Randy Bachman came up again this week. I’ve been listening to Jill Barber’s new French album, Entre Nous, specifically the sixth track, Comme les fleurs. It’s a song about the fleeting moments of life, like love and flowers in bloom. Randy Bachman collaborated with Jill and her writing partner, Maia Davies, on the song.

“I thought it was a bit strange collaborating with Mister Takin’ Care of Business, but of course he’s a great singer-songwriter,” Jill writes in the liner notes. “He knew we were inspired by ‘60s French pop, and he came up with 8 different proposals, without getting involved in the lyrics.”

The result is a song that explores the ephemeral, but the feeling of the song … it lasts.

Isolation has wed me to the ephemeral in a way I couldn’t have expected. This time last year I was away at a workshop. I wasn’t around for the laburnum unfurling, or the phlox creeping across the garden. I didn’t notice the wild white roses at my mother-in-law’s, or the way their petals fall and create a bridal path across the stone steps. Now I watch carefully as flowers arrive, bloom and fall. I bottle these moments. I make lilac facial spritzes. I make rose syrup.

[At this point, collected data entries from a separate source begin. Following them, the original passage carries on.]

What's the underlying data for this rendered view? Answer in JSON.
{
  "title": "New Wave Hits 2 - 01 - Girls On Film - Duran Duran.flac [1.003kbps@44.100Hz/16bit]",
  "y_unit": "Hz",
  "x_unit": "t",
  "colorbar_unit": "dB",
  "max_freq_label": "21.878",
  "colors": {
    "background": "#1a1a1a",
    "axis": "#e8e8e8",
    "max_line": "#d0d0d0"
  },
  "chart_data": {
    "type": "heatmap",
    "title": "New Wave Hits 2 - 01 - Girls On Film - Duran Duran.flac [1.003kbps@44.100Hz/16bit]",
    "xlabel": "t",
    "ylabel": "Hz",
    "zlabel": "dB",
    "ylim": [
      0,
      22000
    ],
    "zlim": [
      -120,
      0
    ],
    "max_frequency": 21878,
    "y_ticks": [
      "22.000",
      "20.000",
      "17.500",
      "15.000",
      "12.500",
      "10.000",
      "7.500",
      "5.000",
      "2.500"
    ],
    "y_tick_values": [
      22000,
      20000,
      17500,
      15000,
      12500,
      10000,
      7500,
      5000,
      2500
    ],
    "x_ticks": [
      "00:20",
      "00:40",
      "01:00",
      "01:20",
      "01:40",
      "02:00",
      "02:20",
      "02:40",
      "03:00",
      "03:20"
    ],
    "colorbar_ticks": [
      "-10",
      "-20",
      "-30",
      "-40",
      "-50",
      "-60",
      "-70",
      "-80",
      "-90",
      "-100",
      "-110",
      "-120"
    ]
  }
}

Soon, I’ll be lying in bed on Friday nights, listening to Vinyl Tap.

Wild Rose Syrup

This is a gentle syrup – aromatic but not soapy. Use whatever rose petals you can find, preferably from roses growing wild (or conveniently on your mother-in-law’s property), free from chemicals.

1 cup sugar
1 cup water
2 cups wild rose petals

Combine sugar and water in a sauce pan. Bring to a boil, swirling the pot to dissolve the sugar, then turn the heat down and simmer for 2 minutes or so. Add rose petals and continue to simmer gently for 10 minutes more. Remove from heat and leave to cool.

Strain syrup into a glass jar. Discard petals. Use syrup to flavour sparkling water, cocktails, or spoon over cakes, as below.

Little Rose Cakes

1 cup white sugar
zest of 1 lemon
3/4 cup salted butter, at room temperature
2 cups almond flour
3/4 cup polenta ( I used coarse cornmeal, it was a rougher texture, but all I had)
1 1/2 teaspoon baking powder
3 eggs

Preheat oven to 350F / 180C.

Grease 12 muffin cups.

Place sugar in a mixing bowl. Add lemon zest and using your fingers, rub it into the sugar. Add butter and whip the two together until light and creamy. In a separate bowl, combine almond flour, polenta, and baking powder. Whip a little bit into the butter mixture. Follow with an egg, beat, add more flour mixture, and continue in this fashion, taking turns, until combined. Spoon mixture into the muffin cups, 3/4 of the way up. There may be a little extra batter, depending on the size of your muffin tins. Bake for 18-22 minutes, until a toothpick comes out a little crumbly. You don’t want it to be dry.

Cool in tin for 5 minutes or so, then run a knife around the edge of the cakes to loosen. Invert cakes on to a cooling rack that’s been positioned over a cookie sheet. The sheet will catch the syrup drips.

Using a toothpick, prick random holes in the cakes (to allow syrup to soak through). Spoon the rose syrup over the cakes – the amount it up to you – and serve. The syrup makes the cakes extra moist, so they’ll last, covered in an airtight container, for a few days.

Serve with rose petals, if you have any left!